Engel North America names president
GUELPH, ONTARIO - Engel Holding GmbH, the Austrian maker of injection presses and robots, has appointed Walter Jungwirth president of its North American operations, Engel Machinery Inc.
Jungwirth has worked at Engel since 1978, holding a variety of technical, sales and marketing, and management positions in Africa, Asia, the United Kingdom and the United States. Before joining Engel's assembly plant in Guelph, he was sales director for an Engel injection press plant in St. Valentin, Austria.
In 2002, the firm named Jungwirth executive vice president of sales and marketing for North America. Reinhard Rieder, the North American executive vice president and general manager, resigned earlier this year. As North American president, Jungwirth also serves on the Engel Holding strategic management committee. He is based in Guelph.
Schwertberg, Austria-based Engel Holding coordinates worldwide operations of the machinery maker.
Marshall bought back by former owner
MARTIN, MICH. - The former owner of Marshall Plastic Film Inc. has bought back the company from Plassein International Corp. and reopened the facility.
Marshall Forsberg, the founder of Martin-based Marshall Plastic, purchased the building and property Aug. 8. His company, MPF Acquisitions Inc., has run the plant on a lease arrangement since June 9 while attempting to complete the purchase, said Marshall Plastic Film President John Roggow.
Roggow, a minority stockholder in the plant, will run the 40,000-square-foot operation while Forsberg will serve as chairman. The company has hired back 52 people, Roggow said.
The facility had closed temporarily just before Willington, Conn.-based Plassein filed for Chapter 11 protection from creditors May 14. Plassein is selling off its other assets and has completed the sale of its Salem, N.H., plant to Europackaging plc.
Marshall extrudes specialty film used for high-temperature paint masking applications, primarily for the automotive market, and also manufactures flame-retardant film for flexible building ducts.
Forsberg sold the facility to Plassein in January 2000. He repurchased it with the intention of re-igniting the business, Roggow said.
Ala. PCB lawsuit reaches settlement
ST. LOUIS - Nylon maker and compounder Solutia Inc. will pay $50 million over a 10-year period as part of the settlement of a contamination-related lawsuit.
St. Louis-based Solutia - along with specialty chemical maker Monsanto Co. and drug producer Pharmacia - will pay a total of $600 million to resolve lawsuits surrounding alleged polychlorinated biphenyl contamination at an Anniston, Ala., site. The settlement resolves outstanding claims but includes no admissions of wrongdoing, Solutia officials said in an Aug. 20 news release.
The settlement ``puts the company in a better position ... to refinance its bank facility ... and other legacy liabilities,'' Solutia Chairman and Chief Executive Officer John Hunter said in the release.
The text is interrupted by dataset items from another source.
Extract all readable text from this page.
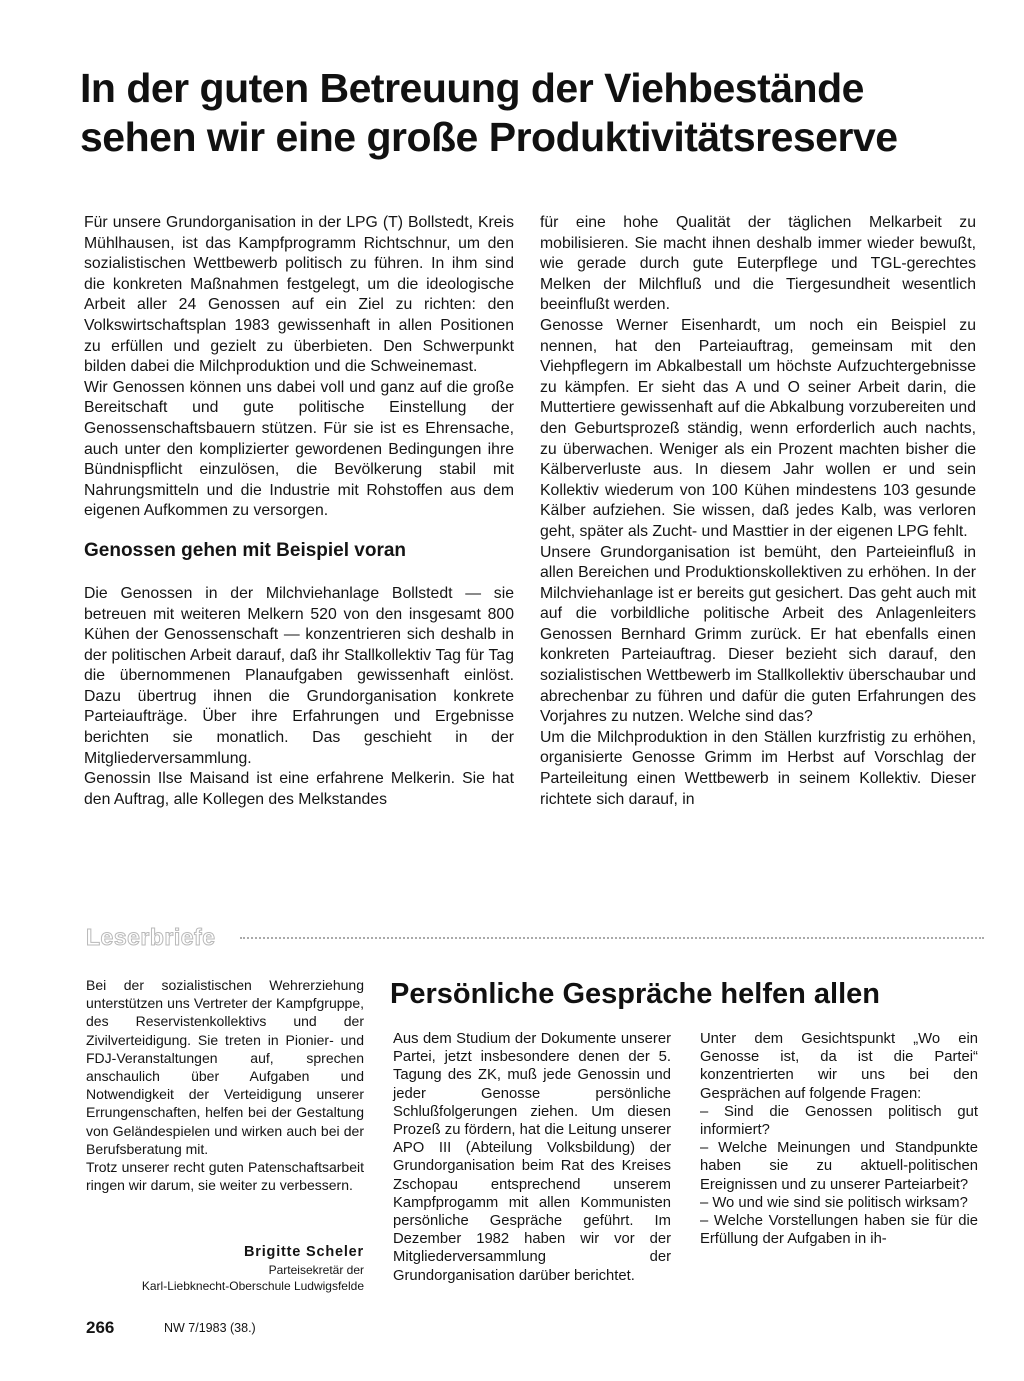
In der guten Betreuung der Viehbestände
sehen wir eine große Produktivitätsreserve

Für unsere Grundorganisation in der LPG (T) Bollstedt, Kreis Mühlhausen, ist das Kampfprogramm Richtschnur, um den sozialistischen Wettbewerb politisch zu führen. In ihm sind die konkreten Maßnahmen festgelegt, um die ideologische Arbeit aller 24 Genossen auf ein Ziel zu richten: den Volkswirtschaftsplan 1983 gewissenhaft in allen Positionen zu erfüllen und gezielt zu überbieten. Den Schwerpunkt bilden dabei die Milchproduktion und die Schweinemast.

Wir Genossen können uns dabei voll und ganz auf die große Bereitschaft und gute politische Einstellung der Genossenschaftsbauern stützen. Für sie ist es Ehrensache, auch unter den komplizierter gewordenen Bedingungen ihre Bündnispflicht einzulösen, die Bevölkerung stabil mit Nahrungsmitteln und die Industrie mit Rohstoffen aus dem eigenen Aufkommen zu versorgen.

Genossen gehen mit Beispiel voran

Die Genossen in der Milchviehanlage Bollstedt — sie betreuen mit weiteren Melkern 520 von den insgesamt 800 Kühen der Genossenschaft — konzentrieren sich deshalb in der politischen Arbeit darauf, daß ihr Stallkollektiv Tag für Tag die übernommenen Planaufgaben gewissenhaft einlöst. Dazu übertrug ihnen die Grundorganisation konkrete Parteiaufträge. Über ihre Erfahrungen und Ergebnisse berichten sie monatlich. Das geschieht in der Mitgliederversammlung.

Genossin Ilse Maisand ist eine erfahrene Melkerin. Sie hat den Auftrag, alle Kollegen des Melkstandes

für eine hohe Qualität der täglichen Melkarbeit zu mobilisieren. Sie macht ihnen deshalb immer wieder bewußt, wie gerade durch gute Euterpflege und TGL-gerechtes Melken der Milchfluß und die Tiergesundheit wesentlich beeinflußt werden.

Genosse Werner Eisenhardt, um noch ein Beispiel zu nennen, hat den Parteiauftrag, gemeinsam mit den Viehpflegern im Abkalbestall um höchste Aufzuchtergebnisse zu kämpfen. Er sieht das A und O seiner Arbeit darin, die Muttertiere gewissenhaft auf die Abkalbung vorzubereiten und den Geburtsprozeß ständig, wenn erforderlich auch nachts, zu überwachen. Weniger als ein Prozent machten bisher die Kälberverluste aus. In diesem Jahr wollen er und sein Kollektiv wiederum von 100 Kühen mindestens 103 gesunde Kälber aufziehen. Sie wissen, daß jedes Kalb, was verloren geht, später als Zucht- und Masttier in der eigenen LPG fehlt.

Unsere Grundorganisation ist bemüht, den Parteieinfluß in allen Bereichen und Produktionskollektiven zu erhöhen. In der Milchviehanlage ist er bereits gut gesichert. Das geht auch mit auf die vorbildliche politische Arbeit des Anlagenleiters Genossen Bernhard Grimm zurück. Er hat ebenfalls einen konkreten Parteiauftrag. Dieser bezieht sich darauf, den sozialistischen Wettbewerb im Stallkollektiv überschaubar und abrechenbar zu führen und dafür die guten Erfahrungen des Vorjahres zu nutzen. Welche sind das?

Um die Milchproduktion in den Ställen kurzfristig zu erhöhen, organisierte Genosse Grimm im Herbst auf Vorschlag der Parteileitung einen Wettbewerb in seinem Kollektiv. Dieser richtete sich darauf, in

Leserbriefe

Bei der sozialistischen Wehrerziehung unterstützen uns Vertreter der Kampfgruppe, des Reservistenkollektivs und der Zivilverteidigung. Sie treten in Pionier- und FDJ-Veranstaltungen auf, sprechen anschaulich über Aufgaben und Notwendigkeit der Verteidigung unserer Errungenschaften, helfen bei der Gestaltung von Geländespielen und wirken auch bei der Berufsberatung mit.

Trotz unserer recht guten Patenschaftsarbeit ringen wir darum, sie weiter zu verbessern.

Brigitte Scheler
Parteisekretär der
Karl-Liebknecht-Oberschule Ludwigsfelde
Persönliche Gespräche helfen allen

Aus dem Studium der Dokumente unserer Partei, jetzt insbesondere denen der 5. Tagung des ZK, muß jede Genossin und jeder Genosse persönliche Schlußfolgerungen ziehen. Um diesen Prozeß zu fördern, hat die Leitung unserer APO III (Abteilung Volksbildung) der Grundorganisation beim Rat des Kreises Zschopau entsprechend unserem Kampfprogamm mit allen Kommunisten persönliche Gespräche geführt. Im Dezember 1982 haben wir vor der Mitgliederversammlung der Grundorganisation darüber berichtet.

Unter dem Gesichtspunkt „Wo ein Genosse ist, da ist die Partei“ konzentrierten wir uns bei den Gesprächen auf folgende Fragen:

– Sind die Genossen politisch gut informiert?

– Welche Meinungen und Standpunkte haben sie zu aktuell-politischen Ereignissen und zu unserer Parteiarbeit?

– Wo und wie sind sie politisch wirksam?

– Welche Vorstellungen haben sie für die Erfüllung der Aufgaben in ih-

266	NW 7/1983 (38.)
Nova blackout-affected plants restarting
PITTSBURGH - A week after a major blackout hit the United States and Canada, Nova Chemicals Corp. is restarting two plants, and it plans to have three other affected sites up and running by the end of the month.
The restart can't happen soon enough for Nova, which on Aug. 22 said it would lose 150 million pounds of plastics and chemical production and $10 million in third-quarter earnings as a result of the blackout.
The Aug. 14 blackout knocked out power to four Nova plants in Ontario - at Corunna, Sarnia, Moore Township and St. Clair River - and to a fifth plant in Painesville, Ohio. As of Aug. 21, restarts were under way in Corunna - where Pittsburgh-based Nova makes plastic feedstocks ethylene, propylene, benzene and toluene - and Sarnia, where Nova produces styrene monomer, which is used to make polystyrene.
The restarts are being affected by energy restrictions, which are limiting the sites to 50 percent of their typical power draw, according to Nova spokeswoman Stephanie Franken.
``The main problem has been ensuring the reliability of the power grid,'' she said.
Start-ups at a 750 million-pound-capacity polyethylene plant in Moore Township, a 600 million-pound-capacity PE plant in St. Clair River and a 70 million-pound-capacity expanded PS plant in Painesville are set to take place in the next 7-10 days, Franken said.
Although all of the plants were running at the time of the blackout, Franken said there was ``no unexpected or severe damage'' to production equipment.